There are also anti-drone guns that are used “from the shoulder”. This is an electromagnetic pulse that creates local interference if there are no more “heavy” systems. Here Ukraine has an advantage, because the Netherlands, France, Israel, Taiwan sell them. Their deliveries to Russia are blocked, that is, Ukraine has more of these guns.
There are, of course, systems that allow you to shoot down drones. Both armies have more or less the same equipment here. Ukraine has a slight advantage, which relies on all its allies.
Ukraine does not use kamikaze drones in such large numbers as Russia. Russia , in alliance with Iran, sent hundreds and hundreds of kamikaze drones.
Thus, Ukraine’s anti-drone air defense is more powerful, but it is not sufficient as Russia sends more kamikaze drones.
Ukraine also uses innovative methods to combat drones. For example, an application that allows residents to signal drones that Russia sends deep into Ukrainian territory, far beyond the front line.
In fact, what we here call “drones” is a kind of linguistic abuse. These are not drones, but low-cost missiles. Shaheds, for example, are not remotely controlled, they are sent to a predetermined position, and it is impossible to change the target. The drone can usually be piloted, its direction or actions can be changed. Therefore, Shahedas are loco-missiles.
Regardless of the type of missiles – Shahedas or cruise missiles – the Ukrainians have developed a special application – I see a missile, point to it. It allows you to track the location, make a calculation and warn where an attack may be in a few minutes. This application is part of an innovation where Ukrainians have demonstrated extraordinary abilities.
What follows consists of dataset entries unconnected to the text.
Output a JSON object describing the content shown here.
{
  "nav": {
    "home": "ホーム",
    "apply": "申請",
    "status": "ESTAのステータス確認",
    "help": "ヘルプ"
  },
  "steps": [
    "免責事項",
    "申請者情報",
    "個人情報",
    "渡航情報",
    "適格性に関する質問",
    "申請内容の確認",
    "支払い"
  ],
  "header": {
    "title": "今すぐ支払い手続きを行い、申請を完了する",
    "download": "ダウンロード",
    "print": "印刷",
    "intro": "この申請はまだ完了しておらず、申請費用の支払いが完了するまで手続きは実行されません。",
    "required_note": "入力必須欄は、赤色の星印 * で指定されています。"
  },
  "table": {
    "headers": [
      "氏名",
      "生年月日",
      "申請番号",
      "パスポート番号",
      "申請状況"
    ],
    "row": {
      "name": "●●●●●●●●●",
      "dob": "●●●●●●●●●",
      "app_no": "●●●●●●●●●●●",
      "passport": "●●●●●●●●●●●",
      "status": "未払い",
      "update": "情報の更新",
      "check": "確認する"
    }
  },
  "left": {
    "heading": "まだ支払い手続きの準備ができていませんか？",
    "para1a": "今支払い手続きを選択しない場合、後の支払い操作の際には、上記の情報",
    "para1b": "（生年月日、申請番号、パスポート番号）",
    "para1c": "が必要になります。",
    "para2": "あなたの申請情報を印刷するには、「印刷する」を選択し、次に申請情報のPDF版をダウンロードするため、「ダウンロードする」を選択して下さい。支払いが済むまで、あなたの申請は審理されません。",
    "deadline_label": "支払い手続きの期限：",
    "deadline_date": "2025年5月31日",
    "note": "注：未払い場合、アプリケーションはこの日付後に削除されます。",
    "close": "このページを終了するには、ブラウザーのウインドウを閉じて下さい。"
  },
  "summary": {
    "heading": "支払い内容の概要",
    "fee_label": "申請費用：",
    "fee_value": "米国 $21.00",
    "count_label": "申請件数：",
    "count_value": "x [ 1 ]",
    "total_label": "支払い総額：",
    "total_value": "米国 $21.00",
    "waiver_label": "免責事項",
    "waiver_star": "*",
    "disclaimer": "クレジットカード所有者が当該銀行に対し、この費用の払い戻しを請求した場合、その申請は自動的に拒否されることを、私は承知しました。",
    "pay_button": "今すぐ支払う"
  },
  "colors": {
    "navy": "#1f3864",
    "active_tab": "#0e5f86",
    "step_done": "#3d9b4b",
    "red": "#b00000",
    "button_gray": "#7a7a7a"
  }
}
This improves the effectiveness of their air defenses.
To what extent does the Russian-Ukrainian war transform the doctrines of the use of drones in other armies of the world?
There is an intensification of procurement of drones. Countries like France are rushing to procure loitering munitions — kamikaze drones like the Switchblade 300. They are also urgently announcing competitions for drone development projects. The French General Directorate of Armaments called for the creation of loitering ammunition with certain specifics: these are devices cheaper than 20 thousand euros, which could break through a window and then explode indoors, and so on.
We are talking about a revolution in the use of drones. In particular, small drones. Rare armies were massively equipped with small drones that every soldier could use.